Arigoni is a proponent of the “inverted pyramid” model of organization and leadership used at The Home Depot. In that business model, front-line associates (employees) are the most important people in the company’s hierarchy because they are closest to the customers.
He said he believes in investing in his associates and attributes his success to that investment.
“The moments that stick with me the most are the ones where you inspire associates who didn’t think they were capable of growing their career, for whatever reason, and you show up and help them break past that notion,” Arigoni said.
“Many of these folks go on to obtain roles that are actually life-changing,” Arigoni said. “The most motivating part is realizing in real time that you are part of one of these career/life-changing moments.”
As focused as he is on his job, Arigoni makes time for other important facets of life. He and his wife and daughter are working their way through a list of the 100 best things to do in the Northeast. They especially enjoy exploring the Atlantic coastline and hiking.
Through his position at Home Depot, Arigoni is the “community captain” supporting the service work of the 800 stores in the northern United States. Outside his job, he serves on the executive advisory board for the Ron Burton Training Village, which offers a seven-year program for at-risk youth to guide, support, and mentor them in education, social skills, moral values, leadership, and fitness.

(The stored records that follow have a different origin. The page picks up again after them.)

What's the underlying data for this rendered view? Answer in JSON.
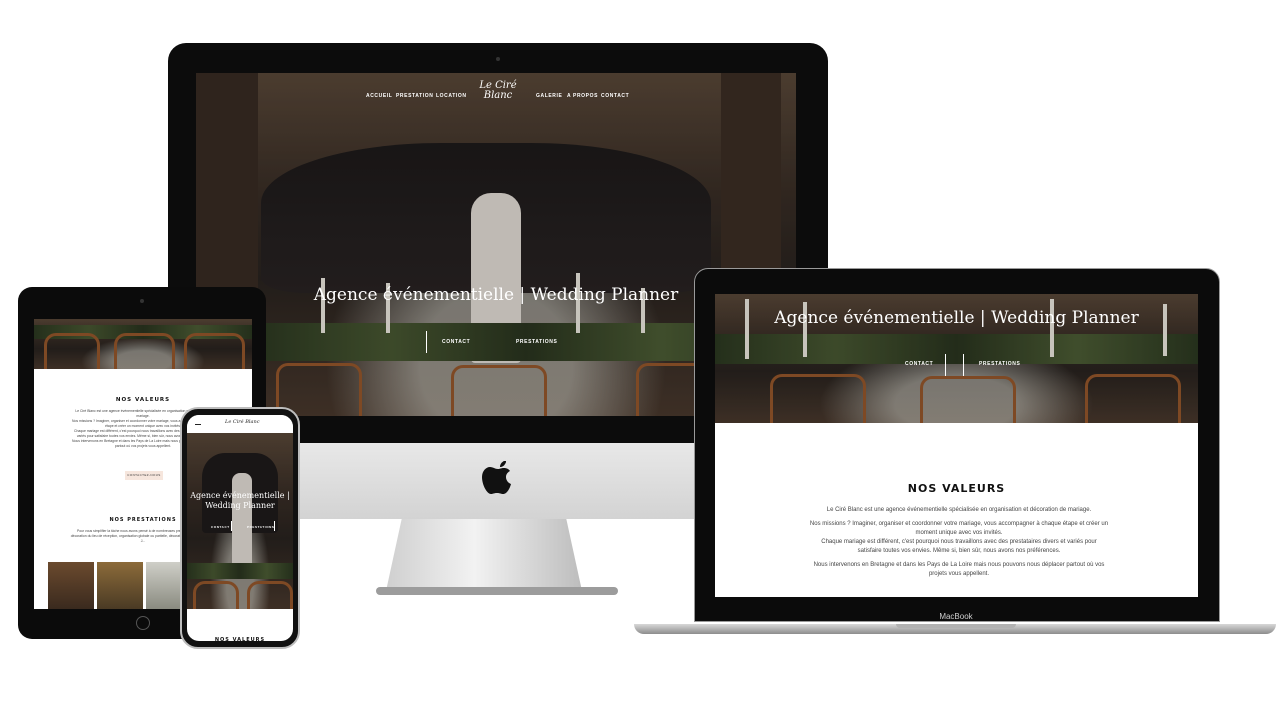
{
  "site": {
    "logo": "Le Ciré Blanc",
    "nav": [
      "ACCUEIL",
      "PRESTATION",
      "LOCATION",
      "GALERIE",
      "A PROPOS",
      "CONTACT"
    ],
    "hero_title": "Agence événementielle | Wedding Planner",
    "hero_title_mobile_1": "Agence événementielle |",
    "hero_title_mobile_2": "Wedding Planner",
    "btn_contact": "CONTACT",
    "btn_prestations": "PRESTATIONS",
    "values_heading": "NOS VALEURS",
    "values_p1": "Le Ciré Blanc est une agence événementielle spécialisée en organisation et décoration de mariage.",
    "values_p2": "Nos missions ? Imaginer, organiser et coordonner votre mariage, vous accompagner à chaque étape et créer un moment unique avec vos invités.",
    "values_p3": "Chaque mariage est différent, c'est pourquoi nous travaillons avec des prestataires divers et variés pour satisfaire toutes vos envies. Même si, bien sûr, nous avons nos préférences.",
    "values_p4": "Nous intervenons en Bretagne et dans les Pays de La Loire mais nous pouvons nous déplacer partout où vos projets vous appellent.",
    "contact_cta": "CONTACTEZ-NOUS",
    "prestations_heading": "NOS PRESTATIONS",
    "prestations_p": "Pour vous simplifier la tâche nous avons pensé à de nombreuses prestations : planning, décoration du lieu de réception, organisation globale ou partielle, décoration, coordination le jour J..."
  },
  "laptop": {
    "brand": "MacBook"
  },
  "colors": {
    "device_black": "#0b0b0b",
    "cta_bg": "#f6e6dd",
    "apple_logo": "#111111"
  },
  "icons": [
    "apple-logo-icon",
    "camera-dot-icon",
    "home-button-icon"
  ]
}
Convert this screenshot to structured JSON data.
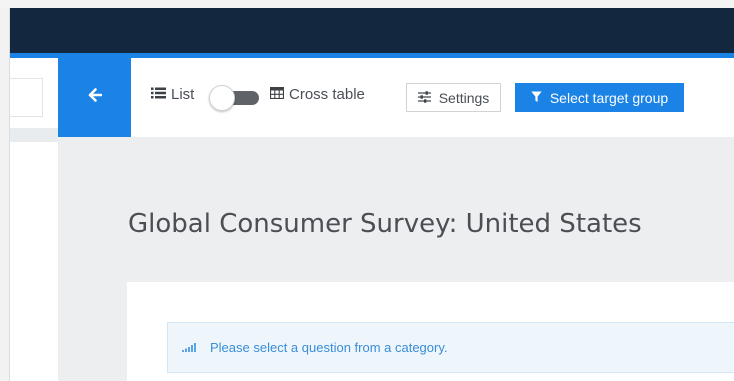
{
  "toolbar": {
    "list_label": "List",
    "cross_table_label": "Cross table",
    "settings_label": "Settings",
    "select_target_group_label": "Select target group"
  },
  "main": {
    "title": "Global Consumer Survey: United States",
    "alert_text": "Please select a question from a category."
  },
  "colors": {
    "topbar": "#13273f",
    "accent": "#1b82e6",
    "toggle_track": "#5f6368",
    "alert_text": "#3a8dd8"
  },
  "icons": {
    "back": "arrow-left-icon",
    "list": "list-icon",
    "cross_table": "table-icon",
    "settings": "sliders-icon",
    "filter": "filter-icon",
    "signal": "signal-bars-icon"
  }
}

He also makes time for entrepreneurial side gigs, running among other businesses, a property management company.
Arigoni offers this advice to his team and to anyone who aspires to grow their careers: “Understand your personal balance and how that aligns with your personal vision and values. Make time for what motivates you outside of work.
“Remember that you’re in marathon, not a sprint,” Arigoni continued. “Whether you are making a lateral move to get ahead in your career or working toward a college degree that takes a long time to finish, it’s all OK, as long as you meet your end goal and help others along the way.”